#### This cell imports necessary libraries in order for the code to work when using imported functions.

In [410]:
import os
import pandas as pd

import numpy
import pymysql
import mysql.connector
from sqlalchemy import create_engine

#### This cell gets the current directory, and reads a local csv data file.

In [411]:
data_dir = os.path.join(os.getcwd())
data_file = os.path.join(data_dir, 'dogs_cleaned.csv')
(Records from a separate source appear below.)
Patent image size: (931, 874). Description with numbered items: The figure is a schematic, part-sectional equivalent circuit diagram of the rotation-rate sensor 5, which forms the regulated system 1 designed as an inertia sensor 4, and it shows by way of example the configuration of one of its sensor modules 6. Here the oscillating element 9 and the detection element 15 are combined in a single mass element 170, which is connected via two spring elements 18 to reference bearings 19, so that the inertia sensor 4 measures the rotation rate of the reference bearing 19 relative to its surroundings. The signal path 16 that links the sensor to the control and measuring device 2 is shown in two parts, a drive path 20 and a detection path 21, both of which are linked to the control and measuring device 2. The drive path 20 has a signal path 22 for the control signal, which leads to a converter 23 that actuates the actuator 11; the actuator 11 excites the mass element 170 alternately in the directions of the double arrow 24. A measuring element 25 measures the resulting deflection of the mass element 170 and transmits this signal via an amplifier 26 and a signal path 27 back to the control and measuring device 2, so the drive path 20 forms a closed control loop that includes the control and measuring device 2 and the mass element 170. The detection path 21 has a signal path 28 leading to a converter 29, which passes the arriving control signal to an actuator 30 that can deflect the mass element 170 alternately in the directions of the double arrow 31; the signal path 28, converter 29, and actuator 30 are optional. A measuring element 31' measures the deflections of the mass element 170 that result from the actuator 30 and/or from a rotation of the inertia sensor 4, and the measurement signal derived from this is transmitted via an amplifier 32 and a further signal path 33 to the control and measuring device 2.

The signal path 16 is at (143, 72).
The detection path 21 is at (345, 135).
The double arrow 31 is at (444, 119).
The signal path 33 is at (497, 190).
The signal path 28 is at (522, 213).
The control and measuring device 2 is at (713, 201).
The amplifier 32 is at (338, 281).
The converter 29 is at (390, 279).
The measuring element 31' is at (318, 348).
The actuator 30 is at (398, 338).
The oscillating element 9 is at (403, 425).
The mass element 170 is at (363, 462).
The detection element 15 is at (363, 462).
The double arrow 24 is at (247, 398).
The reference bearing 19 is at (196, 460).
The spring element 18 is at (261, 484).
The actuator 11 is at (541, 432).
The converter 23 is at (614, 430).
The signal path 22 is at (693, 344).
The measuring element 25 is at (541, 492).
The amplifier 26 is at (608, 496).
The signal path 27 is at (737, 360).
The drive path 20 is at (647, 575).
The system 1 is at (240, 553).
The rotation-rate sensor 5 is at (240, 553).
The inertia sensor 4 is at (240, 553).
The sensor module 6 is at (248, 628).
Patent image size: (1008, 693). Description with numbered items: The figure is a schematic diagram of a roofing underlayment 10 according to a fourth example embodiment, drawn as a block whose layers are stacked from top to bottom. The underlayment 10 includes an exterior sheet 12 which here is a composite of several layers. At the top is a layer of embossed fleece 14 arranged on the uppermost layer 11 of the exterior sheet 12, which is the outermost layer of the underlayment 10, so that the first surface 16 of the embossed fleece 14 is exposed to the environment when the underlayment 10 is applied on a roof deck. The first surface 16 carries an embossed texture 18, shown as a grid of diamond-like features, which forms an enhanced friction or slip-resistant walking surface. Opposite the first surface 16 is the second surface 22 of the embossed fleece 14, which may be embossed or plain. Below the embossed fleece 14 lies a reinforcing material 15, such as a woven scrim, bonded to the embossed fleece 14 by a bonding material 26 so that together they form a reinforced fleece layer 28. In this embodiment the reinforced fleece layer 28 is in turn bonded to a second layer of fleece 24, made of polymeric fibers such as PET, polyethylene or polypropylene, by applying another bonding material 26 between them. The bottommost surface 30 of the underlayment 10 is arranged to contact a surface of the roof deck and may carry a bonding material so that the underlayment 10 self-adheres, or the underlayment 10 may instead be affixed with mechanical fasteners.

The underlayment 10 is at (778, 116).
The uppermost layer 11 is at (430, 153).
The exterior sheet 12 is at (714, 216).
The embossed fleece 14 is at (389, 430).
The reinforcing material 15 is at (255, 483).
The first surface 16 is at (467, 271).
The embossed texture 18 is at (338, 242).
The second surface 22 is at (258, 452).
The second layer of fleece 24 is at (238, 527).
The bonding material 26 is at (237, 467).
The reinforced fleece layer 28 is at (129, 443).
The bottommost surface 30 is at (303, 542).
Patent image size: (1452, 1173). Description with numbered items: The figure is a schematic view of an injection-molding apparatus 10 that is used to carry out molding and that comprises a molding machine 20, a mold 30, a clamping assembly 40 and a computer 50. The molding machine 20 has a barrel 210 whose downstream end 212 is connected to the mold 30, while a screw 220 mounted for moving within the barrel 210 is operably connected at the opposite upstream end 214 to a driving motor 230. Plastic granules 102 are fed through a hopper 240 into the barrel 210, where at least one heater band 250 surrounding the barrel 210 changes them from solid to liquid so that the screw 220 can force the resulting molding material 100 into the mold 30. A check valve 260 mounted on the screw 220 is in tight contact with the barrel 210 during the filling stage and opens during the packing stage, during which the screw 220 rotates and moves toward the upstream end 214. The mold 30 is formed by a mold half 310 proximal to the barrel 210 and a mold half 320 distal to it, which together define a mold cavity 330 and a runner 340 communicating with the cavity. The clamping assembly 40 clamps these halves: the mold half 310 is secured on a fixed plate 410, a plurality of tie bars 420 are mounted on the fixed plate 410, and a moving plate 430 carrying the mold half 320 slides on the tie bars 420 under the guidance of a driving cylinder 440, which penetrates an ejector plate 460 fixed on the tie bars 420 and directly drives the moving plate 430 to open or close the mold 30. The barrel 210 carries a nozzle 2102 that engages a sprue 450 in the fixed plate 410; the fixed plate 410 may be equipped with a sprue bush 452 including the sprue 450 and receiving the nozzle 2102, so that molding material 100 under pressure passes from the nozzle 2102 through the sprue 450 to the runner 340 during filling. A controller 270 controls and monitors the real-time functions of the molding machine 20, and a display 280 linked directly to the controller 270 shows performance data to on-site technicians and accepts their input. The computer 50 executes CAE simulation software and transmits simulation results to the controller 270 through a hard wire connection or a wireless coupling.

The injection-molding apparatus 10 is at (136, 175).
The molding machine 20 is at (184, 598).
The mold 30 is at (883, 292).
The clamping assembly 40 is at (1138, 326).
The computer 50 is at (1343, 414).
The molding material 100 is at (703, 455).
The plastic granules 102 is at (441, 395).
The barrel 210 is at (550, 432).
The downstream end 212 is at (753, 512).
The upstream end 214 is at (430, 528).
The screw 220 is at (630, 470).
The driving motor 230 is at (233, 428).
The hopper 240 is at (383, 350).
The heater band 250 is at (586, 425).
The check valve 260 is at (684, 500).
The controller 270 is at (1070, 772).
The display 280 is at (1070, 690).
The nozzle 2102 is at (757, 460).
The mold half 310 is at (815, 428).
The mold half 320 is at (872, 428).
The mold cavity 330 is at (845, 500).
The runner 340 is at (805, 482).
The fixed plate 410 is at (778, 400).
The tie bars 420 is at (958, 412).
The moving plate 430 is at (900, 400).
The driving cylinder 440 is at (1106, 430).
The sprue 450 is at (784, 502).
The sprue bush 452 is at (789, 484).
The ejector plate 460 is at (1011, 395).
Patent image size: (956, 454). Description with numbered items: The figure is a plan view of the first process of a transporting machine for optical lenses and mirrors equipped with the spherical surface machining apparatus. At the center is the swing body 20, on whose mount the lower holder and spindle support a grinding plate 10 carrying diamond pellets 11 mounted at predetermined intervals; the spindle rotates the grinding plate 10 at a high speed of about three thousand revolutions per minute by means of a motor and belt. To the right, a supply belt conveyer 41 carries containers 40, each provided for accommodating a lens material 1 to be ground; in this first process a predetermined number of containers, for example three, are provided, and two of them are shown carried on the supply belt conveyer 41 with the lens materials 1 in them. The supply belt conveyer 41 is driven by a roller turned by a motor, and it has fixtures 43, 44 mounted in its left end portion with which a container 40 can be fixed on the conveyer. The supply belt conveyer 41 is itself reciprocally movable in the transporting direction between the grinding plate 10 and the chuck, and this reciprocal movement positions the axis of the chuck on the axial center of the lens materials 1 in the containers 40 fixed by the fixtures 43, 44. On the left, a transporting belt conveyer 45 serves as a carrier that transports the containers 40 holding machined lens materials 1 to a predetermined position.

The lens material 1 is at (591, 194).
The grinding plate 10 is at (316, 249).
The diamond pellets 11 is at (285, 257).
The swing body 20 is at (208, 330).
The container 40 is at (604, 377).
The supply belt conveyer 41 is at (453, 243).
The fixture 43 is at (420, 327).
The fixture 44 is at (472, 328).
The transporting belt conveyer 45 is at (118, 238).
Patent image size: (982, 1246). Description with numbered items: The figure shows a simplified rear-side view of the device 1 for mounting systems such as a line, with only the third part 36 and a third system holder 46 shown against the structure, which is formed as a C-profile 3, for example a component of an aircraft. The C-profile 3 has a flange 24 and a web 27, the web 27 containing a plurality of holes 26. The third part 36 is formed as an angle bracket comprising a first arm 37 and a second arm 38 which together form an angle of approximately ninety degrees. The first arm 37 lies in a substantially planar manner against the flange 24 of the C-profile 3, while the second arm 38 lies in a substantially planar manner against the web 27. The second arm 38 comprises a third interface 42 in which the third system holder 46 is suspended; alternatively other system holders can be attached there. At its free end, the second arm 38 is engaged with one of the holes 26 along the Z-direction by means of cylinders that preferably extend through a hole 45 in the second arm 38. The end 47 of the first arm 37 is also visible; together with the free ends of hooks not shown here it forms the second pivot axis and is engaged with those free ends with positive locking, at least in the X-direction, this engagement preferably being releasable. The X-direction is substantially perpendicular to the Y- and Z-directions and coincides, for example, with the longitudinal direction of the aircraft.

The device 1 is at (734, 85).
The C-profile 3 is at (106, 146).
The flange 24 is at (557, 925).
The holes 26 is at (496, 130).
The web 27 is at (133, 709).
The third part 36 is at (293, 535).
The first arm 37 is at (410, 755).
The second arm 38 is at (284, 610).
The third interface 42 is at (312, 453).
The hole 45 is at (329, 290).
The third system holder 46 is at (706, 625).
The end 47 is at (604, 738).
df = pd.read_csv(data_file, header=0, index_col=1)
#df.head()

#### This cell allows the user to interact with the data and choose which columns of information are relevant to them using the input method. The user enters the columns of data they want to see as list separated with commas (no spaces).

In [412]:
print("Please choose what information you would like to see about each dog breed.")
print("These are the column names:")
col_names = """
Dog Size, Dog Breed Group, Height, Weight, Life Span, Adaptability, Adapts Well To Apartment Living, 
Good For Novice Owners, Sensitivity Level, Tolerates Being Alone, Tolerates Cold Weather, Tolerates Hot Weather, 
All Around Friendliness, Affectionate With Family, Kid-Friendly, Dog Friendly, Friendly Towards Strangers,
Health And Grooming Needs, Amount Of Shedding, Drooling Potential, Easy To Groom, General Health, Potential For Weight Gain,
Size, Trainability, Easy To Train, Intelligence, Potential For Mouthiness, Prey Drive, Tendency To Bark Or Howl,
Wanderlust Potential, Physical Needs, Energy Level, Intensity, Exercise Needs, Potential For Playfulness
"""
print(col_names)
print("NOTE: Please enter the column names separated by commas with no spaces before and after the comma")
print("An example input would be: Dog Size,Height,Weight,Life Span")
select_cols = input("Please choose which columns of information you would like to see: ")
select_cols_list = select_cols.split(",")
print("Your selected columns are:", select_cols_list)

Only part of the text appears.